/bionode-watermill-tutorial

This is a tutorial for bionode-watermill

Primary LanguageJavaScript

bionode-watermill for dummies!

Objective

This tutorial is intended for those that attempt to assemble a bioinformatics pipeline using bionode-watermill for the first time.

First things first

This tutorial assumes that you have installed npm, git and node. Node.js required for the full tutorial should be version 7 or higher.

To setup and test the scripts within this tutorial follow these simple steps:

  • git clone https://github.com/bionode/bionode-watermill-tutorial.git
  • cd bionode-watermill-tutorial
  • npm install bionode-watermill

Defining a task

Watermill is a tool that lets you orchestrate tasks. So, lets first understand how to define a task.

To define a task we first need to require bionode-watermill:

const watermill = require('bionode-watermill') 
const task = watermill.task  /* have to specify task because watermill object
 has more variables*/

After, we can use task variable to define a given task:

  • Using standard javascript style:
// this is a kiss example of how tasks work with shell
const simpleTask = task({
  output: '*.txt', // checks if output file matches the specified pattern
  params: 'test_file.txt',  //defines parameters to be passed to the
    // task function
  name: 'This is the task name' //defines the name of the task
}, function(resolvedProps) {
    const params = resolvedProps.params
    return 'touch ' + params
  }
)
  • Or you can also do something like the following in ES6 syntax, using arrow functions:
// this is a kiss example of how tasks work with shell
const simpleTask = task({
  output: '*.txt', // checks if output file matches the specified pattern
  params: 'test_file.txt',  /*defines parameters to be passed to the
     task function*/
  name: 'This is the task name' //defines the name of the task
}, ({ params }) => `touch ${params}`
)

Note: Template literals are very useful since they allow to include place holders (${ }) within strings. Template literals are enclosed by the back-tick (` `) as exemplified above.

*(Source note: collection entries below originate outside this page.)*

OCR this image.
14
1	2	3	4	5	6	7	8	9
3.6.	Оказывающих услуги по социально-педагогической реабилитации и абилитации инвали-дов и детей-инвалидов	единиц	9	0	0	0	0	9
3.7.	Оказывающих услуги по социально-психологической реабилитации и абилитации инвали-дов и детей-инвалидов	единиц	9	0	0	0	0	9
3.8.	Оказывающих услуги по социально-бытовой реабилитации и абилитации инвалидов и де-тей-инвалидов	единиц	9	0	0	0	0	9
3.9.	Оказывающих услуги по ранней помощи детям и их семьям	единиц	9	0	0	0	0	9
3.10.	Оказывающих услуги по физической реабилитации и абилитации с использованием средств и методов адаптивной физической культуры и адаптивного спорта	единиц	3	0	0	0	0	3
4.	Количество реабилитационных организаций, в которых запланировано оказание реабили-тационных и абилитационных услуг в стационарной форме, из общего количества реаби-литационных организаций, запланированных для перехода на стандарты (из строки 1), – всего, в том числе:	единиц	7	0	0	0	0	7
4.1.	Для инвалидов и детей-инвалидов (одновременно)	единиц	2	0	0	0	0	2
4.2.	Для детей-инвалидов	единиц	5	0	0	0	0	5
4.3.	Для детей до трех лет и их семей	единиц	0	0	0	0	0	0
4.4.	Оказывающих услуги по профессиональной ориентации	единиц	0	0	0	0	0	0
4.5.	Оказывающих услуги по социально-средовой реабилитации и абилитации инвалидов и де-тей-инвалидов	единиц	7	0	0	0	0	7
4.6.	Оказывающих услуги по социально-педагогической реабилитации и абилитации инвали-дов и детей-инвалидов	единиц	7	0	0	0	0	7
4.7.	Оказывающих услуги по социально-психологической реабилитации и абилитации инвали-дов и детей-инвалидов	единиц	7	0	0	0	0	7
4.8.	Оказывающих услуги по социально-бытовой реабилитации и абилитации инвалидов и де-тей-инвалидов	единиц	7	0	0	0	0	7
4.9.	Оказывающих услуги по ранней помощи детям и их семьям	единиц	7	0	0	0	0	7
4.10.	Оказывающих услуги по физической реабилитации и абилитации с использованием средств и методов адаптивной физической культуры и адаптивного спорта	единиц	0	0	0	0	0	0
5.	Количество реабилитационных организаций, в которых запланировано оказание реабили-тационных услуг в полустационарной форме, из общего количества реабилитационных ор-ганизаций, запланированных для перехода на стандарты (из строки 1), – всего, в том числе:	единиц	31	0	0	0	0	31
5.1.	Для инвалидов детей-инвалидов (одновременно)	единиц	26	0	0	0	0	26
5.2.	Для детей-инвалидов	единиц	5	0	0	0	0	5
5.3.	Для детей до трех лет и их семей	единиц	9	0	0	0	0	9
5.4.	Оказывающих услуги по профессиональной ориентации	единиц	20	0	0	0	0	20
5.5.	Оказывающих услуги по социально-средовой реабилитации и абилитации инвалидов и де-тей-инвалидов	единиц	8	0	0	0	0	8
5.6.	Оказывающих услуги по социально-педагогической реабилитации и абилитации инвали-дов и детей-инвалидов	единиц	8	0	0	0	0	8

Then after defining the task, it may be executed like this:

// runs the task and returns a promise, and can also return a callback
simpleTask()

This task will create a new file (empty) inside a directory named "data/<uid>/". You may also notice that a 'bunch' of text was outputted to terminal and it can be useful for debugging your pipelines.

The above example is available here. You can test it by running: node simple_task.js

Input/output

Although already discussed elsewhere within bionode-watermill documentation, in this tutorial I intend to explain how input/output are managed by bionode-watermill. First, you can either hardcore input to something like:

{ input: 'ERR1229296.sra' }

or instead you can specify glob patterns which are in fact better explained here. But, basically, what you need to know is that you can specify input to something like:

{ input: '*.sra' }

This tells bionode-watermill to crawl within the data directory in search for the first hit that matches this pattern. So, pay attention when specifying this glob patterns if you have multiple .sra files within this folder or generated by other tasks that are not your target task (the last one that generated a .sra file in this example). To circumvent this you can provide file names that you can easily manage. For instance if you have one file named ERR1229296.sra and another one ERR1229297.sra and you want just the first one, you can easily pass the input as follows:

{ input: '*6.sra' }

or of course hardcode it.

Output works in a very similar way, however there are a few specificities that the user must be aware of:

  • Output object is not the output filename, it is used only to match the file extension to the expected result of the task. So despite necessary for proper resolving the task.
// this won't work!!!
{ output: 'myfile.txt' }

// rather you should provide this as follows:
{ 
  output: '*.txt',
  params: { output: 'myfile.txt' }
}

Remember, task.output is used to match the output file pattern and if you want to specify a given filename to the output you need to use task.params .output object instead where you can freely specify the output file name.

Using orchestrators

What are orchestrators?

  • Join

Join is an operator that lets you run a number of tasks in a given order. For instance if we are interested in creating a file and writing to it in two different instances. But let's first define a new task so we can perform it after the task that we called simpleTask:

const writeToFile = task({
  input: '*.txt', // specifies the pattern of the expected input
  output: '*.txt', // checks if output file matches the specified pattern
  name: 'Write to file' //defines the name of the task
}, ({ input }) => `echo "some string" >> ${input}`
)

So, task writeToFile writes "some string" to the file that we have just created in task simpleTask. However, to do so, we need the file to be created first and only then write something to it. In order to achieve this we use join:

Before applying the pipeline first we need to require join

// === WATERMILL ===
const {
  task,
  join
} = require('bionode-watermill')

And then,

// this is a kiss example of how join works
const pipeline = join(simpleTask, writeToFile)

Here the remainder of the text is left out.